Luis de Guindos

Uit Wikipedia, de vrije encyclopedie
Dit is een oude versie van deze pagina, bewerkt door Triplecaña (overleg | bijdragen) op 31 mei 2018 om 12:00. (bijgewerkte afbeelding van 2017)
Deze versie kan sterk verschillen van de huidige versie van deze pagina.
Luis de Guindos Jurado.

Luis de Guindos Jurado (Madrid, 16 januari 1960) is een Spaans politicus van de Partido Popular. Hij studeerde economische wetenschappen aan het Colegio Universitario de Estudios Financieros.

Openbaar en privé

Vanaf 1986 ging hij in dienst op het planbureau van het ministerie van Economie en Financiën om er in 1987 adjunct-directeur-generaal te worden van het secretariaat-generaal van Handel. Kort daarop verliet hij de publieke sector om in de privé aan de slag te gaan. In 1996 met het aantreden van de Partito Popular van José María Aznar keerde hij terug om er secretaris-generaal te worden van het ministerie van Economie. In 2002 kreeg hij een post binnen de regering van Aznar en werd er staatssecretaris van Economie.

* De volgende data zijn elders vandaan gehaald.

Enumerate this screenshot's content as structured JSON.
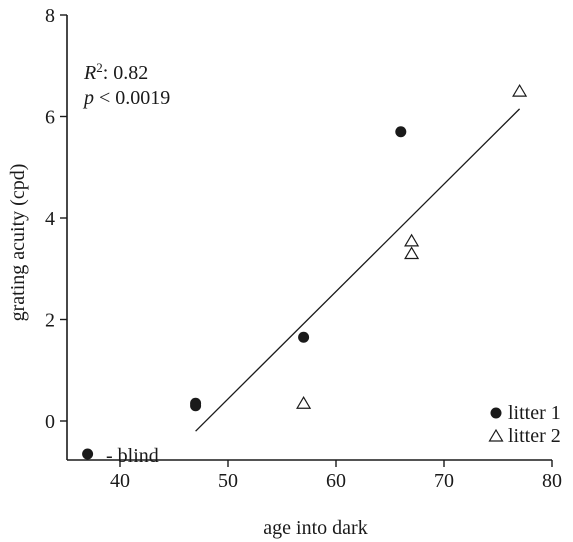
{
  "chart_data": {
    "type": "scatter",
    "xlabel": "age into dark",
    "ylabel": "grating acuity (cpd)",
    "xlim": [
      35,
      80
    ],
    "ylim": [
      -0.8,
      8
    ],
    "xticks": [
      40,
      50,
      60,
      70,
      80
    ],
    "yticks": [
      0,
      2,
      4,
      6,
      8
    ],
    "grid": false,
    "legend_position": "bottom-right",
    "annotations": {
      "r2_symbol": "R",
      "r2_exponent": "2",
      "r2_value": ": 0.82",
      "p_symbol": "p",
      "p_value": " < 0.0019",
      "blind_label": "- blind"
    },
    "series": [
      {
        "name": "litter 1",
        "marker": "filled-circle",
        "color": "#1a1a1a",
        "points": [
          {
            "x": 37,
            "y": -0.65
          },
          {
            "x": 47,
            "y": 0.3
          },
          {
            "x": 47,
            "y": 0.35
          },
          {
            "x": 57,
            "y": 1.65
          },
          {
            "x": 66,
            "y": 5.7
          }
        ]
      },
      {
        "name": "litter 2",
        "marker": "open-triangle",
        "color": "#1a1a1a",
        "points": [
          {
            "x": 57,
            "y": 0.35
          },
          {
            "x": 67,
            "y": 3.3
          },
          {
            "x": 67,
            "y": 3.55
          },
          {
            "x": 77,
            "y": 6.5
          }
        ]
      }
    ],
    "regression_line": {
      "x": [
        47,
        77
      ],
      "y": [
        -0.2,
        6.15
      ]
    }
  }
}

In 2004 kwam er een einde aan de regeerperiode van de PP en de Guindos vertrok terug naar de privésector. Hij was onder meer tot 2008 bij Lehman Brothers verantwoordelijk voor Spanje en Portugal. Na het faillissement ging hij aan de slag bij Nomura Securities en bij PriceWaterhouseCoopers

Minister

Op 22 december 2011 trad hij aan als minister van Economie en Concurrentievermogen van Spanje in de regering van Mariano Rajoy, na de overwinning van de PP in de algemene verkiezingen van november 2011. Hij werd er minister midden een periode dat Spanje geplaagd werd door een economische, financiële, vastgoed- en bankencrisis.

Op 9 juni 2012 vroeg hij op een telefonische vergadering van de ministers van Financiën van de Eurozone hulp om de banksector te redden in Spanje. De steun moest wel rechtstreeks dienen om de banken te herkapitaliseren en niet geïnterpreteerd te worden als rechtstreekse steun aan Spanje. Madrid wilde vooral niet vergeleken worden met een land als Griekenland. De omvang van de lening werd niet vermeld maar volgens de voorzitter van de Eurozone Jean-Claude Juncker kon die eventueel oplopen tot € 100 miljard.[1]